One of my favourite book titles is “Here Comes Everybody” by Clay Shirky. For me, it sums up everything about what has become known as “Web 2.0” or “social media”. Do you remember the playground bullies and how when you taunted them they’d say: “You and whose army?” Well, social media, the power of social networking is your army.
There’s a cleverer version of this: “Give me a lever long enough and a place to stand, and I will change the world”. Supposedly this or something like it was said by Archimedes a couple of thousand years ago. You know Archimedes: he was the guy who shouted ‘Eureka’ having solved a problem lying in his bath. He also invented the Archimedes Screw, for hauling water uphill up a pipe. There’s one in the children’s playground behind Chatsworth farmyard. But to get back to the point: Social media is everybody’s lever. With it, yes, we can change the world.
“Yes, we can. Yes, we can change. Yes, we can”. These were the words spoken by Barack Obama after he won the Democratic presidential primary in South Carolina. He used the word “change” no less than 13 times in that speech. Obama, some say, won the presidential election because he understood the power of the internet, of Web 2.0, of social media like YouTube and Facebook.

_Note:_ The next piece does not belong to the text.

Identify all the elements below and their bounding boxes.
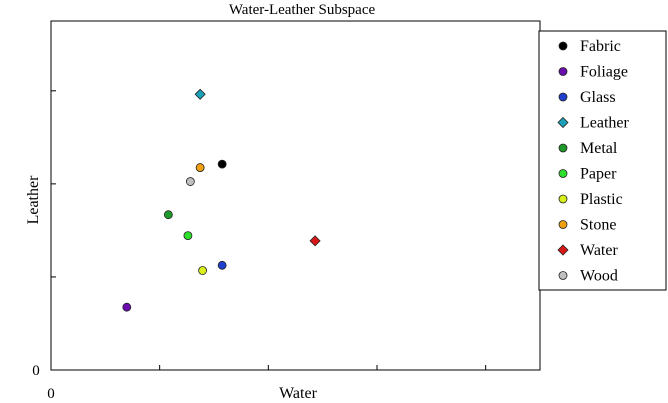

When I first drafted this posting, the strike at the Lindsey Oil Refinery (over “British jobs for British workers”) looked like it might be resolved. Support for the workers spread rapidly all over the country. How so? The Times reported a couple of days ago, “The internet is being used to ignite a nationwide revolt over foreign workers” and the day before, “The word went out on the web: every skilled man should strike”.
Inside the dust jacket of “Here Comes Everybody” there is this:
“Everywhere you look, groups of people are coming together to share with one another, work together, or take some kind of public action. For the first time in history, we have the tools that truly allow for this …. a host of new tools, from instant messages and mobile phones to weblogs and wikis [that] amplify group communication. And because we are natively good at working in groups, this amplification of group effort …. will change society.”